My favorite setup is putting the upright hen directly on the ground in a breeding position. Directly behind her I put the half-strut jake. This setup simulates a hen that is ready to breed. When a gobbler sees the jake in position to breed a hen, he will come into this setup ready to fight; this tactic obviously makes him come in quickly, without hesitating.
The feeding hen is usually placed 5 to 6 feet from the breeding pair. The only reason I place the third decoy is to draw more attention; at longer distances the third decoy provides a bigger grouping for turkeys to see. Remember to place decoys in an open area, such as a field, logging road, or on top of a hill. If turkeys can’t see them from a longer distance, it defeats the purpose.
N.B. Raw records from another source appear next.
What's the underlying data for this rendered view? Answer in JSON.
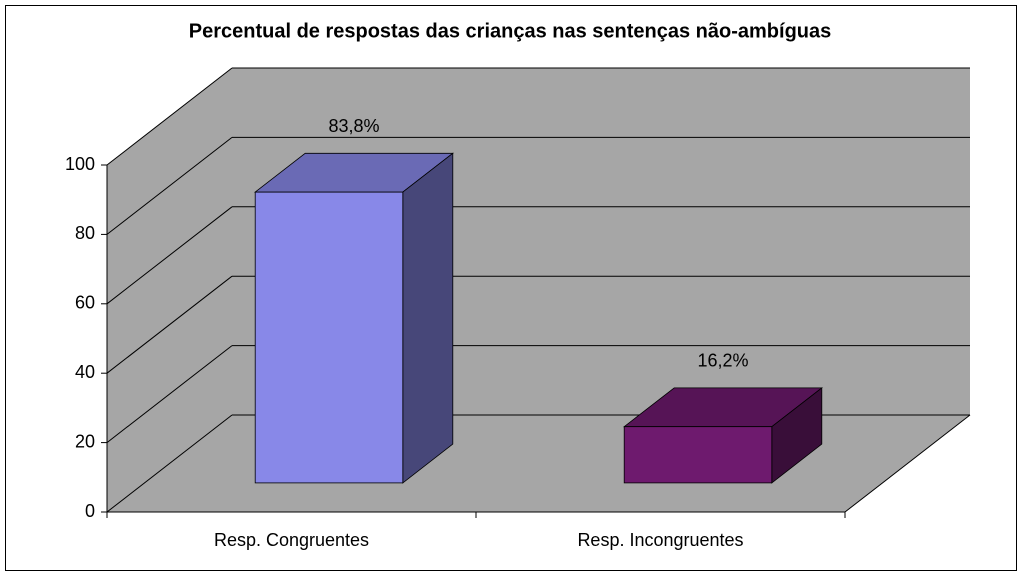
{
  "chart_data": {
    "type": "bar3d",
    "title": "Percentual de respostas das crianças nas sentenças não-ambíguas",
    "categories": [
      "Resp. Congruentes",
      "Resp. Incongruentes"
    ],
    "values": [
      83.8,
      16.2
    ],
    "value_labels": [
      "83,8%",
      "16,2%"
    ],
    "colors": [
      "#8888e8",
      "#6e1a6e"
    ],
    "ylim": [
      0,
      100
    ],
    "yticks": [
      0,
      20,
      40,
      60,
      80,
      100
    ],
    "grid": true
  }
}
One of the most talked-about tactics over the past few years is turkey reaping, also known as turkey fanning. This is when a fan from a strutting gobbler or a full-strut decoy is used to crawl toward a gobbler. While this can be effective, it can also be dangerous if not done properly.
Most turkey hunters have been in a situation where a gobbler is in an open field with other turkeys. And even after making every call known to man, the bird just won’t come in. That is the time for this tactic, but it is not my favorite. In fact, the only time I recommend trying this is on private land in an open field, and only with a partner for safety.
Turkey hunters are after gobblers so if not in an open area where other hunters can identify the target, the risk of another hunter mistaking you for a real gobbler increases dramatically. Reaping will work in the right situation; just be sure to think safety first.
One of the most frustrating moments in turkey hunting is putting in the scouting and getting up early every morning to hunt, only to come home empty-handed.
It is easy to blame an unsuccessful hunt on hard-to-hunt gobblers, or henned-up gobblers. By using these few turkey hunting tips your “hung-up” gobblers should become a thing of the past.